Mary Ann Forrest-Woodward:

One technique is to intentionally take your partner’s breath into your body. You’ll feel your partner’s heat and intensity from underneath your skin. This allows feeling the erotic charge of your partner differently, more deeply. At the same time your experience of pleasure changes.


The idea is to physically feel your lover’s breath, say, in your mouth or on your skin. By receiving it that way, you can feel whatever they’re feeling, hopefully their excitement and that augments there. In a non-sexual situation you see someone having a good time, so it makes you happy and feel good because you want to have a good time, too.


erotic breathwork quote

 

What sort of success stories or breakthroughs have you or your clients experienced doing erotic breathwork?

 

Mary Ann Forrest-Woodward:

As an embodied pole teacher, I have used the sensuality of breath to teach students how to awaken muscles in their erotic bodies and invite those muscles to lead the body into the pleasure of the desired movement. When they feel this pleasure, their erotic bodies do things they did not think was possible.


As a teacher mostly what I see the class is that when I can get someone to stop worrying about a pole trick and breathe and relax their body, they flow into the trick without consciously thinking about it. Their body has already learned it, but they’re worried. It’s almost like putting them into a calm state for them to feel what their body already knows.


I can give a very technical description of a pole trick and their brain is trying to figure it out, but if I breathe with them and stand beside them, I put a breath to the movement. You inhale and gather the muscles in your body to prepare them and exhale sends you to the destination. In this case, the pole trick. I’ve had many people say “I never believed I could’ve done that” and the breath takes them out of that head space. 
 


How can we use erotic breathwork techniques in other areas, say, to feel more creative, more powerful, more confident?

 

Mary Ann Forrest-Woodward:

Breathwork is used to ground one’s body and take in energy from the earth to move toward one’s desire. Breathwork can bring heightened awareness to the senses, so that one can hear/feel directions that come from the body.

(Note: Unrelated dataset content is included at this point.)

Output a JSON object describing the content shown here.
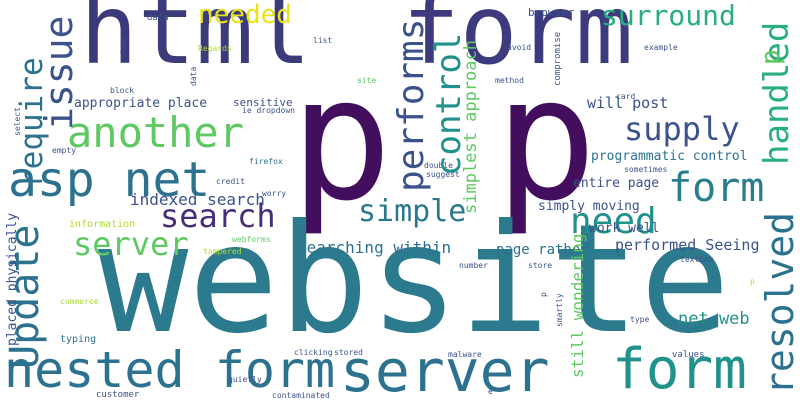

One of the grounding techniques I do after deeper interactions is that 5, 4, 3, 2, 1…. I find 5 things I can see. I physically touch 4 things. I note in my brain 3 things I hear. I notice 2 things I smell. I focus on one thing I can taste. This is what I do when I feel I need to ground back into the earth’s energy. You can also do this before moving into a situation you’re nervous about.




How are you using breathwork to feel more erotic, dive deeper into your sensuality and ignite your body to become more orgasmically alive?